A Chance for Hahn to Leave the Doghouse
As chief of Los Angeles Animal Services, Jerry Greenwalt may not have been the most important manager in L.A.’s city government. But his announced retirement in April provides Mayor James K. Hahn with at least two opportunities: to improve his most cantankerous city agency, and to show that he can clean up the appointive city bureaucracy he created, not always thoughtfully, after his 2001 election.
Apart from police and fire, probably no city agency has a higher human-interest profile than Animal Services. There are tens of thousands of active animal lovers -- they call themselves the “humane community” -- and they were, almost without exception, opposed to Greenwalt’s way of running things at the department. This was partly Greenwalt’s fault. He was a lifer bureaucrat who, his critics contend, dragged his feet when he didn’t ignore such long-sought reforms as more neutering, more adoptions and deep reductions in euthanizing stray and unwanted animals. Greenwalt’s apparent delay in implementing the mayor’s no-kill animal policy may have been a factor in his retirement decision.
Some fault also lies with Hahn because his first firing as mayor was Dan Knapp, Greenwalt’s innovative predecessor. Knapp had the sense to listen to and even recruit animal lovers as shelter and outreach volunteers, a policy that declined under Greenwalt. That made Knapp popular with many animal activists and with members of the city family.
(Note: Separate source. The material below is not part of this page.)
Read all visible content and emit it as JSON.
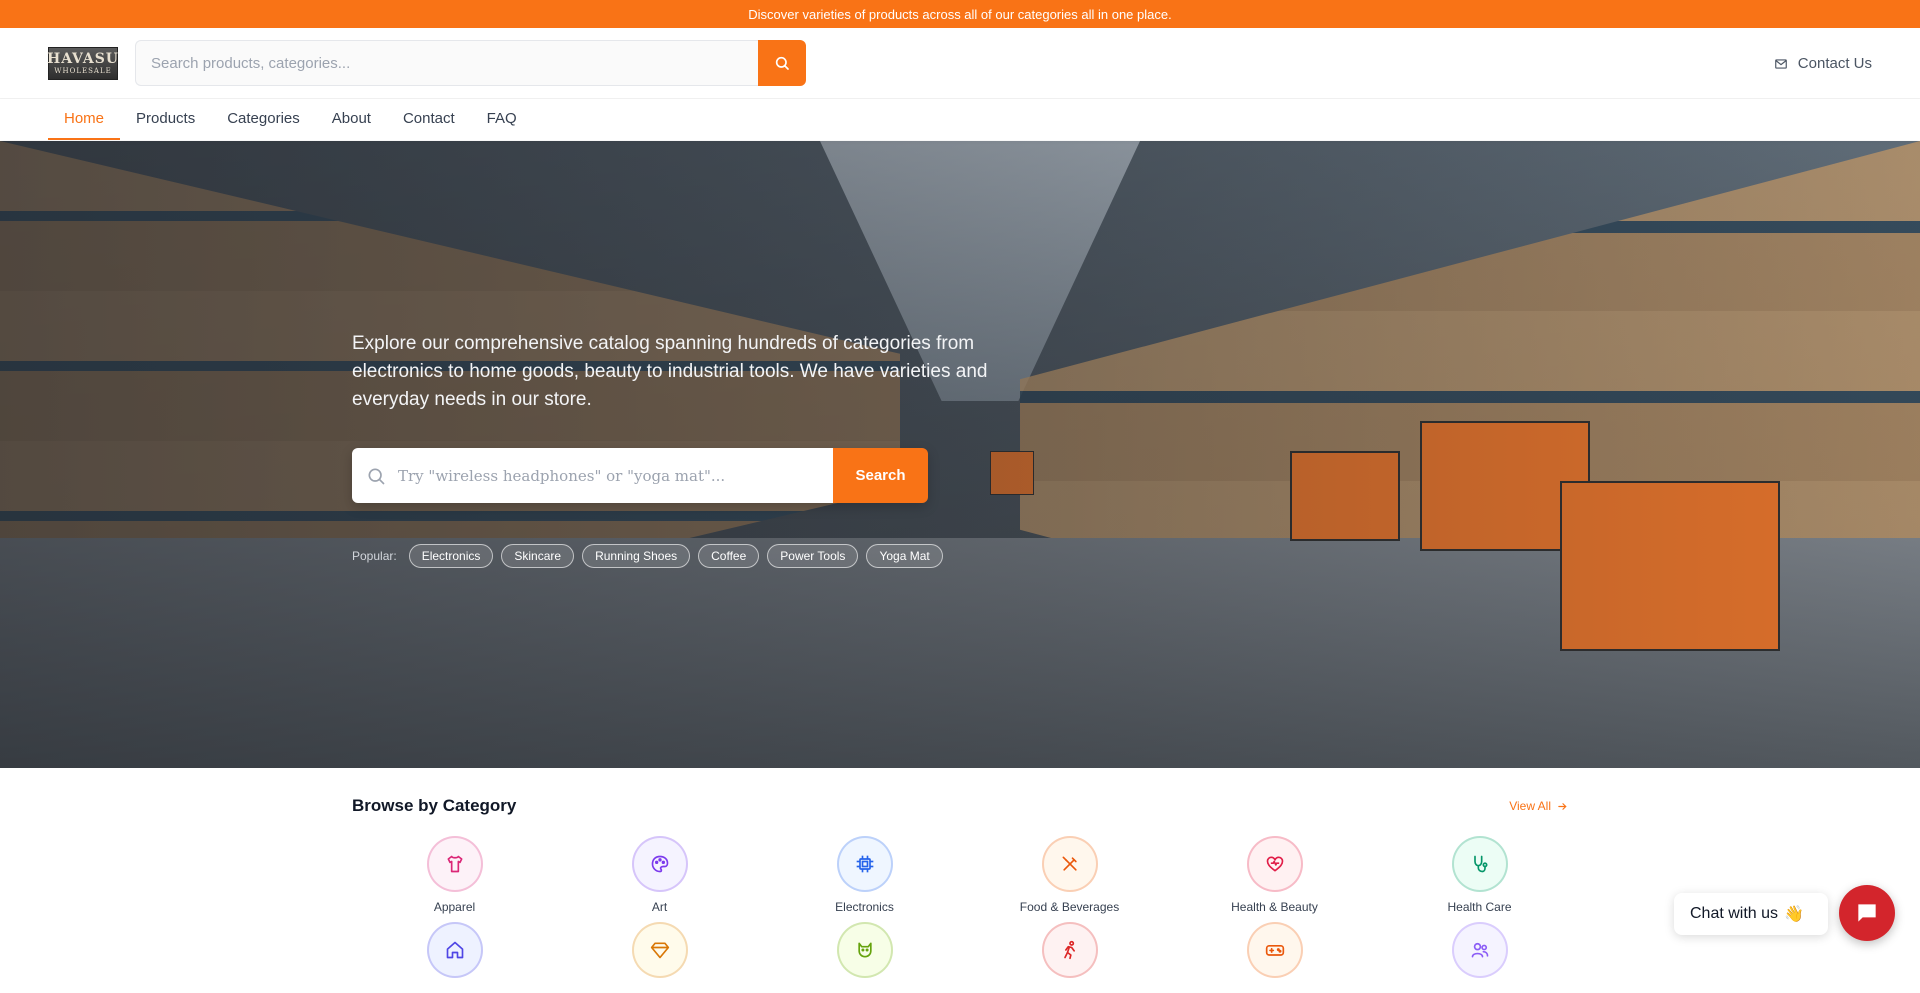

Greenwalt must have heard what his constituency had to say, but he didn’t seem to be listening. Animal activists say they did their best to work through the system before fringe elements began holding demonstrations on Greenwalt’s front lawn. Hahn reflexively backed Greenwalt even as he should have suspected there might have been good reasons why the Animal Services chief was so wildly unpopular -- and not just with those wearing skull masks and chanting, “Killer!”
Greenwalt’s replacement should be both big enough for the job and able to revive and carry on the improvements begun by Knapp. One candidate should be Marcia Mayeda, who runs the county’s animal regulation agency. She’s toughened up enforcement and humanized her system, getting top grades from her bosses and animal activists.
After rectifying his mistake at Animal Services, Hahn should take a closer look at some other unpopular appointees, especially now that a couple of grand juries are looking into “pay to play” activities involving city commissions. Deputy Mayor Troy Edwards, Airport Commission President Ted Stein and former Airport and DWP Commissioner Leland Wong have all been mentioned in informal claims of questionable fundraising for Hahn.
While Airport Commission president under former Mayor Richard Riordan, Stein got into trouble when he authorized the hiring of attorney Webster Hubbell to lobby for the city shortly before the former Hillary Rodham Clinton law partner was sent to prison. More recently, the commission Stein heads gave Tutor-Saliba Corp. a $33-million contract to overhaul the Van Nuys FlyAway terminal. It was an interesting choice. Tutor-Saliba’s concrete work on the Metro Red Line tunnel was criticized as shoddy. Now, its concrete work on the flyaway expansion has been halted by city inspectors for similar reasons. The company’s president, his employees and their spouses gave more than $214,000 to Hahn’s election campaign and the mayor’s anti-Valley-secession effort.
Wong recently resigned from the Department of Water and Power commission after his employer found that he had misused company funds when recycling about $250,000 worth of Staples Center tickets owned by Stein’s law firm. City Council members Cindy Miscikowski and Jack Weiss have demanded Edwards’ head for allegedly bullying a potential city contractor who proposed to hire the Rand Corp. after the think tank produced a report critical of Hahn’s proposed airport expansion.
All this makes Hahn’s sudden conversion to banning political fundraising by city commissioners suspect. The mayor’s tough proposals to take city commissioners completely out of the fundraising game seems entirely too defensive. The city Ethics Commission wonders whether the proposals are even legal.
Hahn’s reelection effort might be better served if he lightened his appointee baggage. With Greenwalt scheduled to leave in April and Wong already gone, animal activists who oppose the mayor are merely asking to be heard in the selection of a new Animal Services chief. That’s already a lot better than having to listen to hostile chants. If Hahn picks a good new executive, the credit will be his. He might as well bask in the glory of appointing three more similarly worthy replacements for his commissions and inner circle.
Hahn doesn’t like to take advice. But as Michael Bell, the “Rugrats” voice actor who sometimes speaks for animal activists, put it, “When everyone says you’re drunk, you should at least lie down.” Or, failing that, Hahn should understand that his political appointments are supposed to be for the sake of the city, not for his sake.